The report was authored by National University of Singapore associate professor Mak Yuen Teen and private investor Chew Yi Hong. It looked at 701 AGMs and 173 standalone extraordinary general meetings (EGMs) in 2014.
The study found that an average of only about 55 per cent of issued shares actually voted in the 279 AGMs for which detailed polling results were disclosed.
"This means that ownership of about 28 per cent of the voting ordinary shares of an issuer would on average translate to a majority of votes at the meeting," the report explained.
Singapore's four-month deadline for companies to conduct an AGM following their financial year-end is shorter than every other G-7 country - Canada, France, Germany, Italy, the United Kingdom and the United States - except for Japan, which has a three-month deadline.
But the report also found signs of bunching in Singapore, where 76 per cent of all April meetings took place in the last five business days of the month. The report linked clustering to the short deadlines to call meetings as well as the concentration of companies with December year-ends.
"Issuers should hold their meetings before the last week of April if they have a December year-end," the authors wrote.
Most of the meetings were held in the central area of Singapore. To help shareholders participate in meetings, companies that hold meetings outside of the central areas should provide transportation, the authors recommended.

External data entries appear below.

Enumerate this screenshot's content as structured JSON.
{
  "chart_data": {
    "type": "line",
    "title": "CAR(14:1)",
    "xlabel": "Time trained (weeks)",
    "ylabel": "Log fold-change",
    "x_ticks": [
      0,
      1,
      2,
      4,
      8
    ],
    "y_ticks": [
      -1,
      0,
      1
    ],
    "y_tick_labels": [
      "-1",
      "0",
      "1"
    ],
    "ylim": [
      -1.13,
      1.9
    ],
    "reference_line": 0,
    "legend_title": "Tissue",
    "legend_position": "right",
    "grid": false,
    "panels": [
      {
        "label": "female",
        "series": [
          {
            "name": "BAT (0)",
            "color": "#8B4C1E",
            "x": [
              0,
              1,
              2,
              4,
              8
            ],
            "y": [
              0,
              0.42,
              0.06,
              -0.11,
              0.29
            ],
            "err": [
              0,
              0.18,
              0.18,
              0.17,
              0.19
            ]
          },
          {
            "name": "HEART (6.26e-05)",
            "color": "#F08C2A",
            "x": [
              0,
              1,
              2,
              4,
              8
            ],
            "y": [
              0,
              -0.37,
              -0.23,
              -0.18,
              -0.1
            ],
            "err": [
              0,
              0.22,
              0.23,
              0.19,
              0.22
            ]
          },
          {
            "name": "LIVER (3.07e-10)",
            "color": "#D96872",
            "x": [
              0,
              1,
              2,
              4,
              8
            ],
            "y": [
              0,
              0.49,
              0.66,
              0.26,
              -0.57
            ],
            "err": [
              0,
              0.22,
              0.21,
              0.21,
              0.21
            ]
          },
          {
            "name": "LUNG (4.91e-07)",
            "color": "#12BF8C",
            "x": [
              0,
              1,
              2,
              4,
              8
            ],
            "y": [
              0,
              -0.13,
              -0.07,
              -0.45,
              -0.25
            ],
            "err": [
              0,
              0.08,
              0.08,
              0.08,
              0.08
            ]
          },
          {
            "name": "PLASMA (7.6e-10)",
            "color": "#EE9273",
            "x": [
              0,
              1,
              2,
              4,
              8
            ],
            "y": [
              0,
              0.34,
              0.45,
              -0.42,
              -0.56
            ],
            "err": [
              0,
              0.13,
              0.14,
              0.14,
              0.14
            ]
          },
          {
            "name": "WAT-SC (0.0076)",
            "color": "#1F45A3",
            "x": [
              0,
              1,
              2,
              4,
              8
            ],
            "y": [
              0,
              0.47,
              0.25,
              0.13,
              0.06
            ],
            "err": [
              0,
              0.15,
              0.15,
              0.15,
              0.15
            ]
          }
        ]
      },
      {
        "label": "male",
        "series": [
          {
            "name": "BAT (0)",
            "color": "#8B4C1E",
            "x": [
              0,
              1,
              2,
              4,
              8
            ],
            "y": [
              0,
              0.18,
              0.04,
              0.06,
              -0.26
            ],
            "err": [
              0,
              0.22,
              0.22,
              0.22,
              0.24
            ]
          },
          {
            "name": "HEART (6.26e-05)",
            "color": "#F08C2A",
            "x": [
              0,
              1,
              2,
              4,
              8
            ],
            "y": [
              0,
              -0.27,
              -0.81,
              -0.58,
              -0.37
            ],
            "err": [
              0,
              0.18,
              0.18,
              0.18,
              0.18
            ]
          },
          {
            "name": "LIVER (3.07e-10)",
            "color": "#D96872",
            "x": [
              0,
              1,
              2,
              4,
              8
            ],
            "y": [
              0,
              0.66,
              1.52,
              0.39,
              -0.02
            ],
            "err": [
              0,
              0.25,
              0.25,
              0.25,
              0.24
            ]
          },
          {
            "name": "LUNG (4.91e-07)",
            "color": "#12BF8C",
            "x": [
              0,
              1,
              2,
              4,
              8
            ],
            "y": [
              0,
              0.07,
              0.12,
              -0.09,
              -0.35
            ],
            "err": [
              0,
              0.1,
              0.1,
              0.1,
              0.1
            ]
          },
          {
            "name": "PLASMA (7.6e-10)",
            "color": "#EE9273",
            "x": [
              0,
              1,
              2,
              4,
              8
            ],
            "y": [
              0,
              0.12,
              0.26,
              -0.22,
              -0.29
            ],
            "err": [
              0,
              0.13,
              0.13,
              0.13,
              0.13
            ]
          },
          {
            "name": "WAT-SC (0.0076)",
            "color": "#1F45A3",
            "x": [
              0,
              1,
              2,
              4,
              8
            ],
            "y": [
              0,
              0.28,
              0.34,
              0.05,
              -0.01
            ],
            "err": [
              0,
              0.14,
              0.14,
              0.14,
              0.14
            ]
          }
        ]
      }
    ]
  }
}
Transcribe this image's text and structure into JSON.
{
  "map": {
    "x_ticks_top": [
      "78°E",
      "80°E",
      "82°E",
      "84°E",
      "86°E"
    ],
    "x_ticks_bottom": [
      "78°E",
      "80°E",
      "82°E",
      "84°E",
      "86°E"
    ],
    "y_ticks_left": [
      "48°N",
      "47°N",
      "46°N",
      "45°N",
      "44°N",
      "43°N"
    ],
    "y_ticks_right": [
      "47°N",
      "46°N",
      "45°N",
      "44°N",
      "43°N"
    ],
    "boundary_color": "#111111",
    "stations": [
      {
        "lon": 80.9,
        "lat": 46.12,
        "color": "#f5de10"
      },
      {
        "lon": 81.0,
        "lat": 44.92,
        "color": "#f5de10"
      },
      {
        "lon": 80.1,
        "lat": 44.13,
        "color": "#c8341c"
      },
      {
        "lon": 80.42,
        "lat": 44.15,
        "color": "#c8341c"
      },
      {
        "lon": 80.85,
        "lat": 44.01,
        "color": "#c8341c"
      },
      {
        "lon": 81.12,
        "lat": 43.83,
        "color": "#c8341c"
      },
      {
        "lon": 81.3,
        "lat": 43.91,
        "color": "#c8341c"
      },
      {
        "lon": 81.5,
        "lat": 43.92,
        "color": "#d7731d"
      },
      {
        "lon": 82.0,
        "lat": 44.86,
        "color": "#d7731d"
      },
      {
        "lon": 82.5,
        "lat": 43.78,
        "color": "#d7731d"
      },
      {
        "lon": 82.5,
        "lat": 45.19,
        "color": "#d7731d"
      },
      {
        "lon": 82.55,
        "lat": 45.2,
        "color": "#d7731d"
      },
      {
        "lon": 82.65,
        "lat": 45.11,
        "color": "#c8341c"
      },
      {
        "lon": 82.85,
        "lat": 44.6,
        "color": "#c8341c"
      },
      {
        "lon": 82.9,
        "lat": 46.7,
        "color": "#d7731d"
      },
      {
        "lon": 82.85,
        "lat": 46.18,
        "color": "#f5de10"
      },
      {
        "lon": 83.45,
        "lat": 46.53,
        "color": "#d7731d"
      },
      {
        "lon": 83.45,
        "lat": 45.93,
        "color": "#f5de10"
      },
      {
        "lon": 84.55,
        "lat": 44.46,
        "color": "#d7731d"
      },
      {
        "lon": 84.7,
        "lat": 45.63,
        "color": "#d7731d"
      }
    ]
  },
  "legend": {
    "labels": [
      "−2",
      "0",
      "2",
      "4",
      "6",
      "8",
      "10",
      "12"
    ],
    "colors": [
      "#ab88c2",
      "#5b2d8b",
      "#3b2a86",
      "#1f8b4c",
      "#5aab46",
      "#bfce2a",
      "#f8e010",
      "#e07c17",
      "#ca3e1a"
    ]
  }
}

The report also raised a question about Thai Beverage Public Co's holding of shareholder meetings in Thailand. Under Thailand's laws, Singaporean shareholders are not entitled to attend a meeting of the drinks company even via video conference or webcast.
"Given that the right to attend general meetings is a fundamental shareholder right, should SGX allow a foreign issuer to have a primary listing in Singapore if most Singapore shareholders would not have the legal right to participate in shareholder meetings either in person or through a video conference or webcast?" the authors asked.
Although explanatory notes were provided for resolutions to re-elect directors about 58 per cent of the time, the authors felt that the quality of the explanations could be improved.
"Beyond the sweeping statement that the director, upon re-election, will remain in his current role(s), we hope that the issuers disclose the process and the consideration that they have gone through to recommend the directors," the authors wrote.